The other little pain point is documentation. It is not as extensive as we wish and there are still some completely undocumented features / components, but this is getting better and you can see a big investment happening in this area.
The main driver for us at SoundCloud to use React Native was the lack of enough mobile engineers to start development on a new mobile app. This is probably one of the main arguments for React Native if you are in a similar position of having more web engineers than mobile engineers. While this situation still holds true for us to some extent we have come to appreciate React Native for many more reasons than its JavaScript roots.

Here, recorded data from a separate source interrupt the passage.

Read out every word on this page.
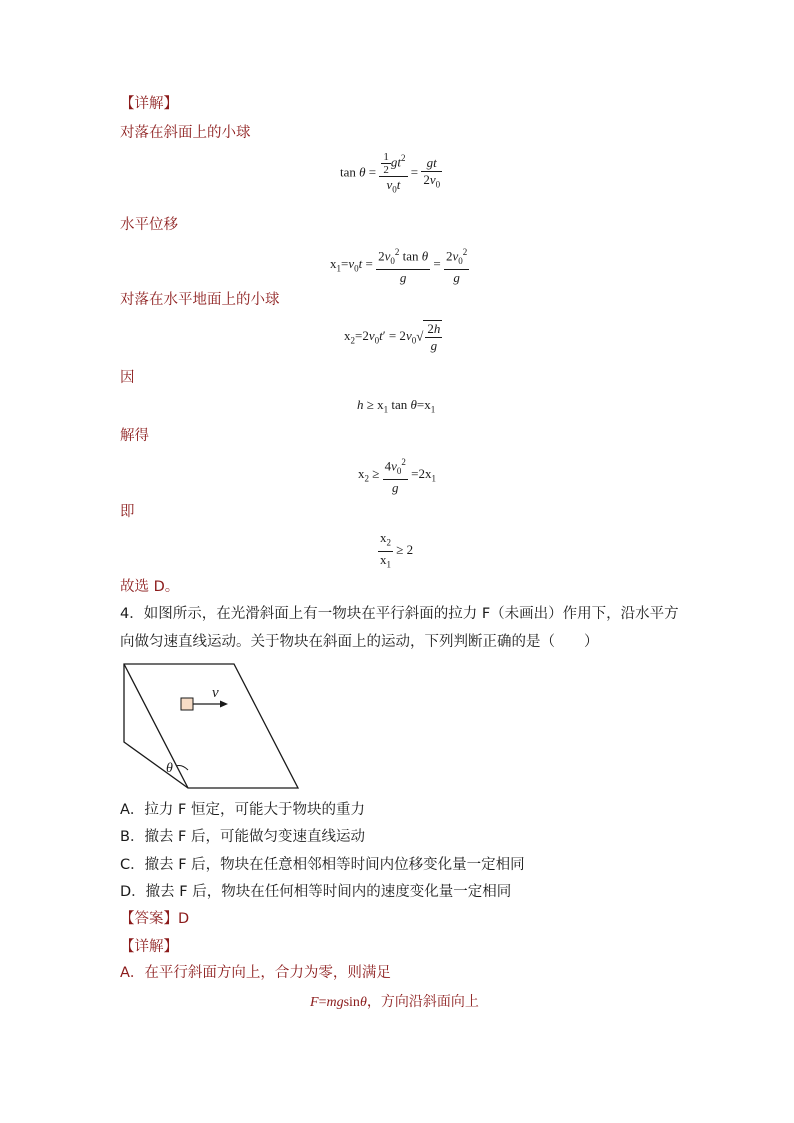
【详解】
对落在斜面上的小球
$\tan \theta = \frac{\frac{1}{2} gt^2}{v_0t} = \frac{gt}{2v_0}$
水平位移
$x_1=v_0t = \frac{2v_0^2 \tan \theta}{g} = \frac{2v_0^2}{g}$
对落在水平地面上的小球
$x_2=2v_0t' = 2v_0√ \frac{2h}{g}$
因
$h \ge x_1$ $\tan \theta=x_1$
解得
$x_2 \ge \frac{4v_0^2}{g} =2x_1$
即
$\frac{x_2}{x_1} \ge 2$
故选 D。
4．如图所示，在光滑斜面上有一物块在平行斜面的拉力 F（未画出）作用下，沿水平方
向做匀速直线运动。关于物块在斜面上的运动，下列判断正确的是（　　）
θ
v
A．拉力 F 恒定，可能大于物块的重力
B．撤去 F 后，可能做匀变速直线运动
C．撤去 F 后，物块在任意相邻相等时间内位移变化量一定相同
D．撤去 F 后，物块在任何相等时间内的速度变化量一定相同
【答案】D
【详解】
A．在平行斜面方向上，合力为零，则满足
F=mgsinθ，方向沿斜面向上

It is quite obvious that a better developer experience was a top priority for Facebook when creating React Native and it really shows. Automatically live reloading your app when your code changes massively shortens the feedback loop and using Chrome to debug your application feels very much at home to any web developer. If you also happen to use Redux and a logger middleware, knowing what is going on in your app at any point is very straightforward. It is a very comforting feeling to know the tools are there for you when you need them and its effect on developer happiness, development speed and confidence can not be understated. If you need one reason to give it a try, this is it. Happy developers and a faster turnaround are hard to beat. Product managers, decision makers & designers listen up, I’m talking to you here :)
But there’s more: the open source community provides many ready-to-use libraries and components and is very responsive to React Native’s changes, questions and improvement suggestions. It feels good to be part of this positive community.
Another huge benefit that we only recently started to explore is the cross platform nature of React Native. Facebook mentions about 85 percent code reuse between their iOS and Android implementation of Ads Manager, and with the right app structure that number is very realistic to expect. This means that once you have the structure there, building a new feature for your app on both platforms will only have an additional cost of 10 - 20 percent instead of 100 percent. That’s huge.
The ability to update your application on the fly, as mentioned earlier, also allows immediate bug fixes, a/b tests and the warm, cozy feeling that you can push an update whenever you want: a dream come true in the mobile development space (as long as Google and Apple allow it, which is always a little hard to predict).
Based on the great experience we had with React Native, we plan on using it in more places at SoundCloud. Right now there is a team of designers working on a replacement for our prototyping / user-testing application written in React Native. Our designers found it much simpler to work on a React-based application than on a native application and are capable of building the application by themselves without frequent developer input. They are also working on bringing this application to Android to increase the pool of users that we can test with and to test Android-specific features.
Speaking of Android, we have spent some time to prepare the app for running on Android and got a stripped-down version of the app working in just a couple of hacker time sessions. We are currently investigating further steps in that direction, such as replacing the current Android Pulse app with the React Native version. Another area we are looking into is integrating React Native views inside our native applications. We’re looking forward to these experiments and hope they go as well as this one.